With local real estate agents, the market in home sales, home rentals and property management is providing a banner year.

"We are definitely seeing a difference this year," said Phil Davis of Davis Realty.

"People are moving in and it has been a busy year for us" said Heidi Keller of Harbor Realty.

It is not just the home sales but also the increase in activity for construction.

Keller notes that it is some times hard to find a contractor to help with her homes that she manages.

"Even though it is a good year, it is taking a little more time scheduling work with a lot of the local contractors busy out at the port," said Keller.

"It is like the running joke in the office now," remarks Davis, "It use to be that a contractor would drop in and see if there was any work available. Now they hardly return your phone call."

But the reality of that situation is that they are busy working, and that is a good sign for the local economy.

Real estate agents as well as homeowners and business owners, and the new green industry, are busy working at keeping things fresh or new as more people are looking toward Raymond and South Bend to make a home, start a business or grow into a new industry.

It is more than those directly in the green industry that are making the difference. Other people are looking into the area for the additional support that will be needed in the future. Speculators who are also willing to take a gamble of the marijuana industry are stopping through to see what might be available for future business opportunities.

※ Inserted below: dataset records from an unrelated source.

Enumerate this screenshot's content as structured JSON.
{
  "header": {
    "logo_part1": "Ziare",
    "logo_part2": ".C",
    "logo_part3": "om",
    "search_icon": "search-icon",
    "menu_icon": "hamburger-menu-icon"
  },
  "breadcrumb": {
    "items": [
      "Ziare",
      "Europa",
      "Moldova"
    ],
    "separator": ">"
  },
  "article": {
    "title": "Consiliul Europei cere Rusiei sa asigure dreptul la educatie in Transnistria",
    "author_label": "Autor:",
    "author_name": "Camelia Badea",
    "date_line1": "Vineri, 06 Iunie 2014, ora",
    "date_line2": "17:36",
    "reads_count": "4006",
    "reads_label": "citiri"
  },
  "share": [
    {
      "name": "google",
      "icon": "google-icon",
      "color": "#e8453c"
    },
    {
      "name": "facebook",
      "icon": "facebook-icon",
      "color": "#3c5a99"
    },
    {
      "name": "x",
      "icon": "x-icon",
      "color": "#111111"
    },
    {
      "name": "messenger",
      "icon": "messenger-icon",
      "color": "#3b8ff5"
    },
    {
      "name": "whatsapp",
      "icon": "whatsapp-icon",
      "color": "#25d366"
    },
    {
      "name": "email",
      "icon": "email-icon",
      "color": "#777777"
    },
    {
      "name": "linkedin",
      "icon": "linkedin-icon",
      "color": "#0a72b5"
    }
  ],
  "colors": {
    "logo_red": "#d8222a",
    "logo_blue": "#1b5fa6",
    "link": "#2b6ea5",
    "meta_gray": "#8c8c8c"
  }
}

The Pacific County Public Utility District has had to introduce new policies around the increased demand of power for a few customers. And with the priority change in the direction of PUD projects, they too are having issues working projects that were slated to have work done this year.

The City of South Bend has just instituted a B & O tax. Not directly attributed to the influx of the marijuana business, but by doing so the city will gain additional revenue as new business that will start to develop. So in a way, one could surmise, even with the South Bend City mayor stating that the city had not much choice but to start the tax base in order to keep the city coffers from being depleted, it is another sign of growth in the communities.

Still a bit slow, but as you look around things are starting to develop and change in the communities around Raymond and South Bend, and with the Washington State Liquor Control Board looking to increase allowances for the production of cannabis, it only leaves more room for people to come and get involved in the cultivation of the new industry and help the local communities prosper in the future.